In the '20s she began a long liaison with composer Louis Horst, who became her musical mentor. In 1948 she was briefly married to Erick Hawkins, a thrilling dancer who later founded his own enduring company. She never lacked for acolytes: Rudolf Nureyev and Mikhail Baryshnikov, who offered their classically trained bodies to her training, and the late designer Halston, who cosseted her and dressed her like the goddess she was in her later years.

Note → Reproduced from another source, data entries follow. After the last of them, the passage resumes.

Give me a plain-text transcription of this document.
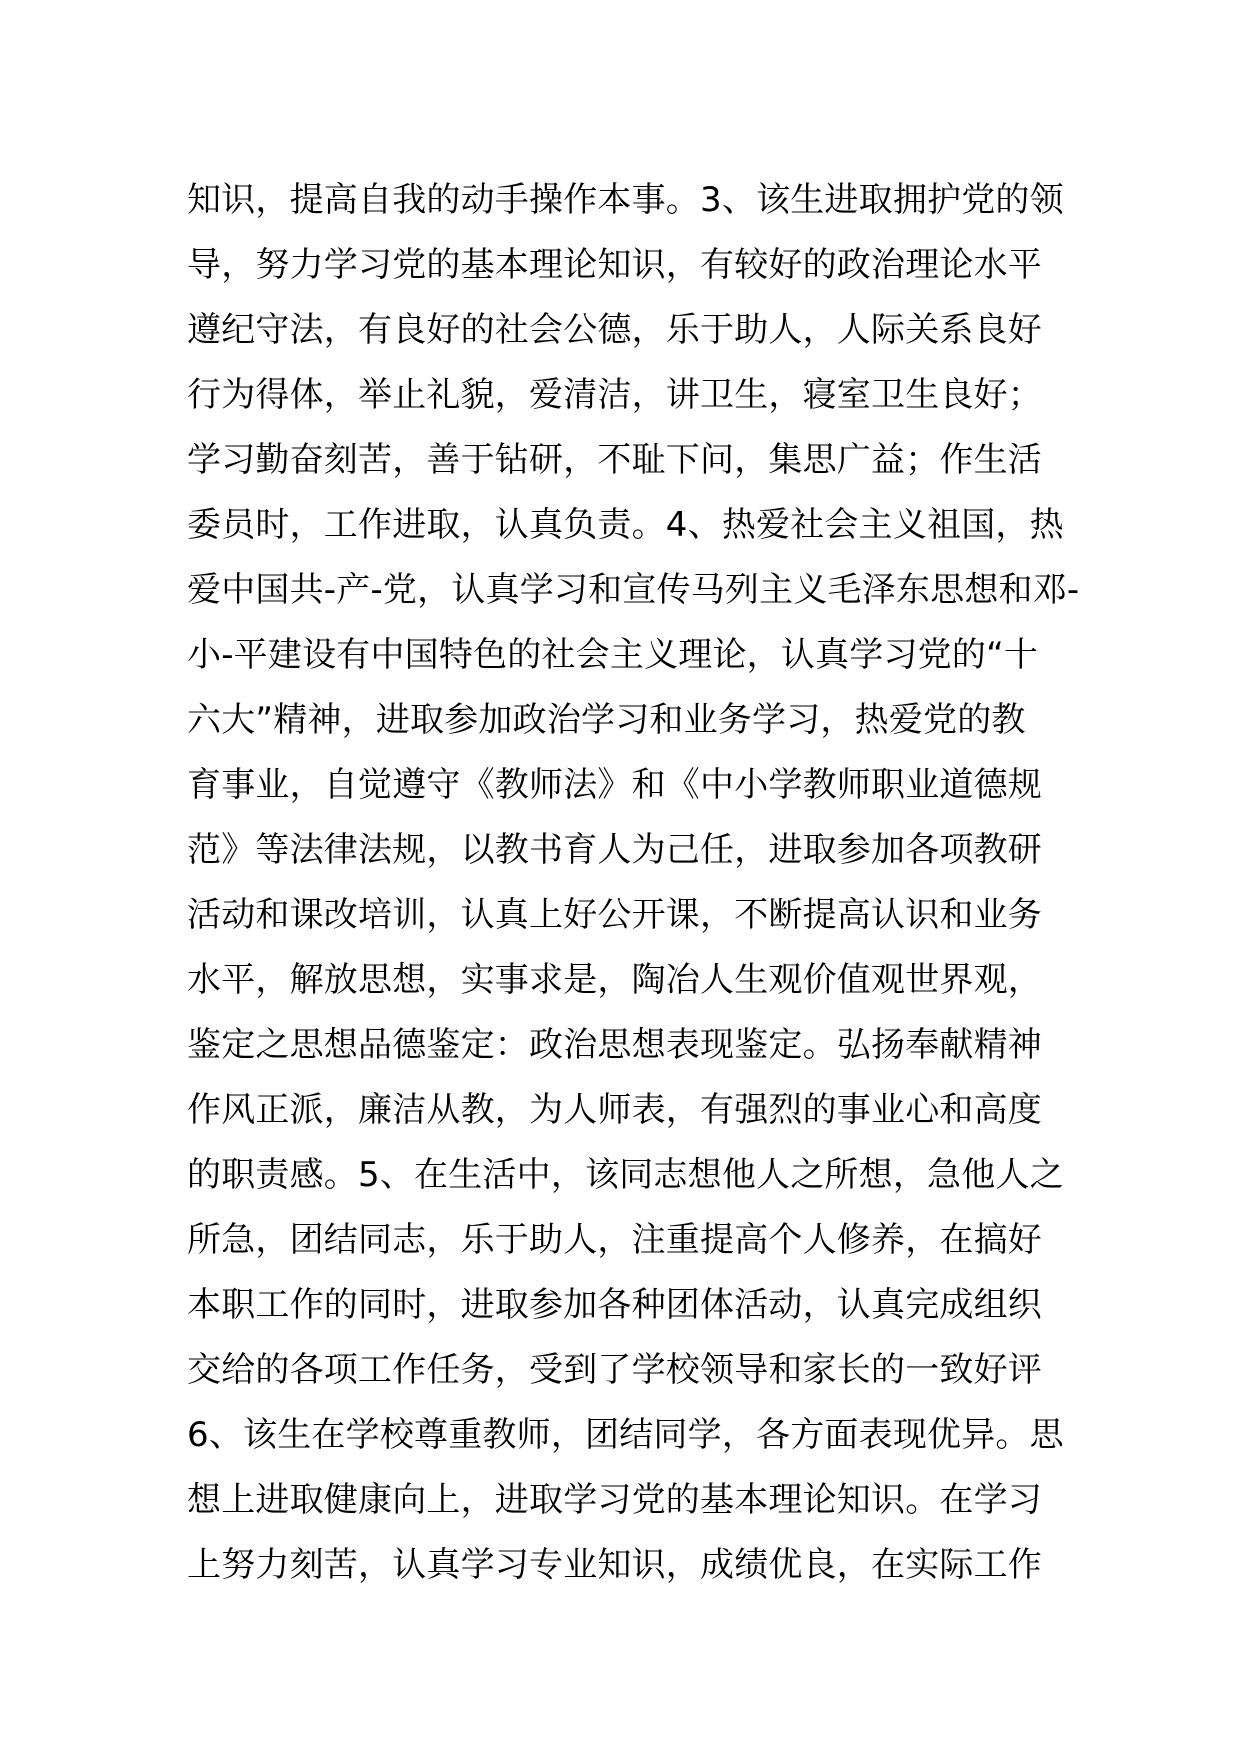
知识，提高自我的动手操作本事。3、该生进取拥护党的领
导，努力学习党的基本理论知识，有较好的政治理论水平
遵纪守法，有良好的社会公德，乐于助人，人际关系良好
行为得体，举止礼貌，爱清洁，讲卫生，寝室卫生良好；
学习勤奋刻苦，善于钻研，不耻下问，集思广益；作生活
委员时，工作进取，认真负责。4、热爱社会主义祖国，热
爱中国共-产-党，认真学习和宣传马列主义毛泽东思想和邓-
小-平建设有中国特色的社会主义理论，认真学习党的“十
六大”精神，进取参加政治学习和业务学习，热爱党的教
育事业，自觉遵守《教师法》和《中小学教师职业道德规
范》等法律法规，以教书育人为己任，进取参加各项教研
活动和课改培训，认真上好公开课，不断提高认识和业务
水平，解放思想，实事求是，陶冶人生观价值观世界观，
鉴定之思想品德鉴定：政治思想表现鉴定。弘扬奉献精神
作风正派，廉洁从教，为人师表，有强烈的事业心和高度
的职责感。5、在生活中，该同志想他人之所想，急他人之
所急，团结同志，乐于助人，注重提高个人修养，在搞好
本职工作的同时，进取参加各种团体活动，认真完成组织
交给的各项工作任务，受到了学校领导和家长的一致好评
6、该生在学校尊重教师，团结同学，各方面表现优异。思
想上进取健康向上，进取学习党的基本理论知识。在学习
上努力刻苦，认真学习专业知识，成绩优良，在实际工作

In the studio she could be harsh. She spoke in a whisper that was louder than a shout. On occasion she laughed heartily at her students' efforts. "With Martha," Richard Boone once said, "you get it right away or jump out the window." Glen Tetley, a protege in the 1950s, went on to become a ballet choreographer. Just before his first major premiere, he developed crippling back spasms; no one else knew his role. Graham solved the problem. Spying him in a cafeteria, she walked over and slapped his face hard. "You stand up there and go out and dance," she commanded. "It was the shock I needed," says Tetley.

Her dancers worshiped her. Says Tetley: "It was like belonging to the most wonderful religious sect. With Martha you were not only training the body but opening the soul." Shelley Washington, who danced for Graham in the '70s, recalls some sources of her magic: "She was a fabulous storyteller -- there was such vitality and imagery."

After Graham stopped performing, she was still in the spotlight: marching on Washington to plead for government grants, attending fund-raising galas where she spoke mesmerizingly about her life. Her father became a regular player in these little monologues as she summoned up her childhood self riding beside him in the buggy while he made his rounds. Perhaps it was then that the seeds of an artistic revolution were sown, that the secret lies in an indomitable commitment to honesty in motion.